The only thing missing in the AI world is Smart people who will be smarter all on their own, without aid or support of electronic props and prostheses. Who needs to be able to quote poetry or remember any facts, when they can be instantly summoned by a few flips of the finger? But what happens to human faculties when they all but go dormant, especially after a certain number of generations? There used to be a story told to biology students about a species of salamander that had been discovered in underground caves completely cut off from any access to daylight. Not surprisingly, they were completely white, without the least trace of pigment in their skins. Equally unsurprisingly, they were also blind. The reason for this, however, was not just an atrophy of visual functions, but the total loss of eye development early in their embryonic development. The moral of the story is that morphological structures as well as the functions they perform will atrophy without use, that is, without continued feedback from the environment in which they had originally evolved.

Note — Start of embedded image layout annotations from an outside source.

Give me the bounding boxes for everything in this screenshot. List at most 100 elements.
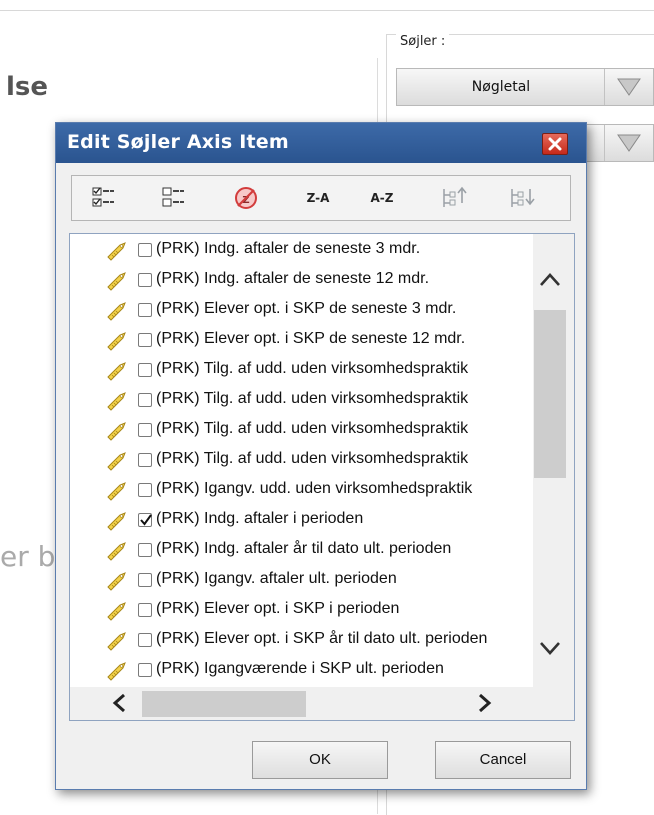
list-item[interactable]: (PRK) Igangværende i SKP ult. perioden <box>70 657 530 685</box>
clear-sort-button[interactable]: Z <box>230 185 262 211</box>
list-item[interactable]: (PRK) Elever opt. i SKP i perioden <box>70 597 530 625</box>
item-label: (PRK) Elever opt. i SKP år til dato ult.… <box>156 630 488 647</box>
dropdown-arrow[interactable] <box>604 125 653 161</box>
move-down-icon <box>511 189 535 207</box>
close-icon <box>548 137 562 151</box>
triangle-down-icon <box>617 78 641 96</box>
item-checkbox[interactable] <box>138 573 152 587</box>
measure-ruler-icon <box>105 390 126 411</box>
sort-descending-button[interactable]: Z-A <box>300 185 332 211</box>
item-checkbox[interactable] <box>138 483 152 497</box>
measure-ruler-icon <box>105 570 126 591</box>
soejler-label: Søjler : <box>396 34 450 49</box>
item-label: (PRK) Tilg. af udd. uden virksomhedsprak… <box>156 450 469 467</box>
item-checkbox[interactable] <box>138 513 152 527</box>
horizontal-scrollbar[interactable] <box>70 687 533 720</box>
item-checkbox[interactable] <box>138 543 152 557</box>
measure-ruler-icon <box>105 600 126 621</box>
item-checkbox[interactable] <box>138 663 152 677</box>
dialog-title: Edit Søjler Axis Item <box>67 131 289 153</box>
edit-axis-item-dialog: Edit Søjler Axis Item Z Z-A A-Z (PRK) In… <box>55 122 587 790</box>
sort-ascending-button[interactable]: A-Z <box>364 185 396 211</box>
triangle-down-icon <box>617 134 641 152</box>
item-label: (PRK) Tilg. af udd. uden virksomhedsprak… <box>156 390 469 407</box>
cancel-button[interactable]: Cancel <box>435 741 571 779</box>
item-checkbox[interactable] <box>138 333 152 347</box>
dialog-titlebar[interactable]: Edit Søjler Axis Item <box>56 123 586 163</box>
measure-ruler-icon <box>105 540 126 561</box>
background-heading: lse <box>6 72 49 102</box>
sort-desc-label: Z-A <box>306 191 330 205</box>
scroll-right-button[interactable] <box>476 692 494 714</box>
item-label: (PRK) Igangv. aftaler ult. perioden <box>156 570 397 587</box>
measure-ruler-icon <box>105 360 126 381</box>
uncheck-all-button[interactable] <box>160 185 192 211</box>
list-item[interactable]: (PRK) Elever opt. i SKP år til dato ult.… <box>70 627 530 655</box>
list-item[interactable]: (PRK) Tilg. af udd. uden virksomhedsprak… <box>70 447 530 475</box>
sort-asc-label: A-Z <box>370 191 394 205</box>
dropdown-value: Nøgletal <box>471 79 531 95</box>
list-item[interactable]: (PRK) Igangv. udd. uden virksomhedsprakt… <box>70 477 530 505</box>
chevron-right-icon <box>479 693 492 713</box>
list-item[interactable]: (PRK) Tilg. af udd. uden virksomhedsprak… <box>70 357 530 385</box>
list-item[interactable]: (PRK) Elever opt. i SKP de seneste 12 md… <box>70 327 530 355</box>
list-item[interactable]: (PRK) Indg. aftaler de seneste 12 mdr. <box>70 267 530 295</box>
item-label: (PRK) Tilg. af udd. uden virksomhedsprak… <box>156 360 469 377</box>
scroll-down-button[interactable] <box>537 638 563 658</box>
measure-ruler-icon <box>105 270 126 291</box>
measure-ruler-icon <box>105 660 126 681</box>
scroll-corner <box>533 687 574 720</box>
item-label: (PRK) Tilg. af udd. uden virksomhedsprak… <box>156 420 469 437</box>
measure-ruler-icon <box>105 300 126 321</box>
item-checkbox[interactable] <box>138 273 152 287</box>
vertical-scrollbar[interactable] <box>533 234 574 687</box>
item-checkbox[interactable] <box>138 453 152 467</box>
item-label: (PRK) Indg. aftaler år til dato ult. per… <box>156 540 452 557</box>
item-checkbox[interactable] <box>138 363 152 377</box>
vertical-scroll-thumb[interactable] <box>534 310 566 478</box>
item-label: (PRK) Indg. aftaler de seneste 12 mdr. <box>156 270 430 287</box>
axis-item-list[interactable]: (PRK) Indg. aftaler de seneste 3 mdr. (PR… <box>69 233 575 721</box>
check-all-button[interactable] <box>90 185 122 211</box>
item-label: (PRK) Elever opt. i SKP de seneste 12 md… <box>156 330 466 347</box>
item-checkbox[interactable] <box>138 303 152 317</box>
item-label: (PRK) Indg. aftaler i perioden <box>156 510 364 527</box>
uncheck-all-icon <box>162 187 184 207</box>
measure-ruler-icon <box>105 240 126 261</box>
item-label: (PRK) Elever opt. i SKP de seneste 3 mdr… <box>156 300 457 317</box>
check-all-icon <box>92 187 114 207</box>
measure-ruler-icon <box>105 510 126 531</box>
item-checkbox[interactable] <box>138 423 152 437</box>
background-text: er b <box>0 540 56 573</box>
scroll-up-button[interactable] <box>537 270 563 290</box>
list-item[interactable]: (PRK) Elever opt. i SKP de seneste 3 mdr… <box>70 297 530 325</box>
chevron-left-icon <box>112 693 125 713</box>
dialog-toolbar: Z Z-A A-Z <box>71 175 571 221</box>
list-item[interactable]: (PRK) Igangv. aftaler ult. perioden <box>70 567 530 595</box>
ok-button[interactable]: OK <box>252 741 388 779</box>
item-checkbox[interactable] <box>138 633 152 647</box>
item-label: (PRK) Igangv. udd. uden virksomhedsprakt… <box>156 480 473 497</box>
chevron-down-icon <box>540 642 560 655</box>
top-divider <box>0 10 654 11</box>
soejler-dropdown[interactable]: Nøgletal <box>396 68 654 106</box>
chevron-up-icon <box>540 273 560 286</box>
scroll-left-button[interactable] <box>110 692 128 714</box>
list-item[interactable]: (PRK) Tilg. af udd. uden virksomhedsprak… <box>70 387 530 415</box>
item-label: (PRK) Igangværende i SKP ult. perioden <box>156 660 444 677</box>
list-item[interactable]: (PRK) Indg. aftaler i perioden <box>70 507 530 535</box>
item-checkbox[interactable] <box>138 243 152 257</box>
list-item[interactable]: (PRK) Tilg. af udd. uden virksomhedsprak… <box>70 417 530 445</box>
item-label: (PRK) Elever opt. i SKP i perioden <box>156 600 400 617</box>
move-down-button[interactable] <box>506 185 538 211</box>
item-checkbox[interactable] <box>138 603 152 617</box>
item-checkbox[interactable] <box>138 393 152 407</box>
measure-ruler-icon <box>105 630 126 651</box>
move-up-button[interactable] <box>438 185 470 211</box>
dropdown-arrow[interactable] <box>604 69 653 105</box>
close-button[interactable] <box>542 133 568 155</box>
move-up-icon <box>443 186 467 207</box>
horizontal-scroll-thumb[interactable] <box>142 691 306 717</box>
list-item[interactable]: (PRK) Indg. aftaler år til dato ult. per… <box>70 537 530 565</box>
list-item[interactable]: (PRK) Indg. aftaler de seneste 3 mdr. <box>70 237 530 265</box>
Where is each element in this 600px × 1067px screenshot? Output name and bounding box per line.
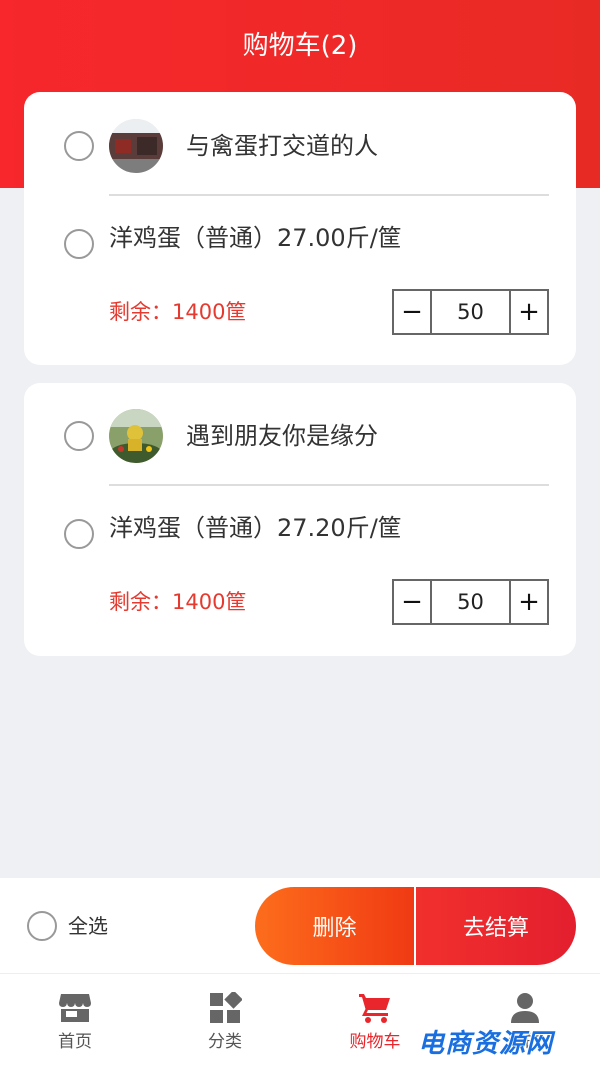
product-name: 洋鸡蛋（普通）27.20斤/筐 — [109, 514, 402, 542]
quantity-decrease-button[interactable]: − — [394, 581, 432, 623]
shop-select-radio[interactable] — [64, 421, 94, 451]
page-title: 购物车(2) — [242, 31, 358, 61]
category-icon — [208, 990, 243, 1024]
shop-name: 与禽蛋打交道的人 — [186, 132, 378, 160]
cart-shop-card: 遇到朋友你是缘分 洋鸡蛋（普通）27.20斤/筐 剩余：1400筐 − 50 + — [24, 383, 576, 656]
action-button-group: 删除 去结算 — [255, 887, 576, 965]
quantity-stepper: − 50 + — [392, 579, 549, 625]
shop-avatar — [109, 409, 163, 463]
select-all-radio[interactable] — [27, 911, 57, 941]
tab-category[interactable]: 分类 — [150, 974, 300, 1067]
quantity-value[interactable]: 50 — [432, 581, 509, 623]
stock-remaining: 剩余：1400筐 — [109, 300, 247, 324]
shop-avatar — [109, 119, 163, 173]
tab-label: 分类 — [208, 1032, 242, 1052]
cart-icon — [358, 992, 392, 1024]
store-icon — [58, 992, 92, 1024]
select-all-label[interactable]: 全选 — [68, 912, 108, 940]
quantity-value[interactable]: 50 — [432, 291, 509, 333]
tab-home[interactable]: 首页 — [0, 974, 150, 1067]
user-icon — [508, 992, 542, 1024]
quantity-decrease-button[interactable]: − — [394, 291, 432, 333]
product-name: 洋鸡蛋（普通）27.00斤/筐 — [109, 224, 402, 252]
tab-label: 首页 — [58, 1032, 92, 1052]
quantity-increase-button[interactable]: + — [509, 291, 547, 333]
shop-select-radio[interactable] — [64, 131, 94, 161]
divider — [109, 484, 549, 486]
product-select-radio[interactable] — [64, 519, 94, 549]
watermark: 电商资源网 — [418, 1029, 554, 1059]
delete-button[interactable]: 删除 — [255, 887, 414, 965]
checkout-button[interactable]: 去结算 — [414, 887, 576, 965]
cart-shop-card: 与禽蛋打交道的人 洋鸡蛋（普通）27.00斤/筐 剩余：1400筐 − 50 + — [24, 92, 576, 365]
stock-remaining: 剩余：1400筐 — [109, 590, 247, 614]
quantity-stepper: − 50 + — [392, 289, 549, 335]
product-select-radio[interactable] — [64, 229, 94, 259]
divider — [109, 194, 549, 196]
checkout-bar: 全选 删除 去结算 — [0, 878, 600, 973]
quantity-increase-button[interactable]: + — [509, 581, 547, 623]
shop-name: 遇到朋友你是缘分 — [186, 422, 378, 450]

This is why it is comforting to know that UNESCO has already started to work on a vast program which will delineate the features of the kind of Education for Tomorrow that humans will need in the next century. We have to be careful, as a species, that we do not lose all the advantages that millions of years of evolution have left as our heritage, whether through inertia, laziness or overweening pride and arrogance. And, while we are at it, of course we also have to think of preserving our planet in a shape where it continues to be fit for human habitation. The planet will not care whether its dominant species are humans, salamanders or cockroaches. We are the ones who do care. Or should.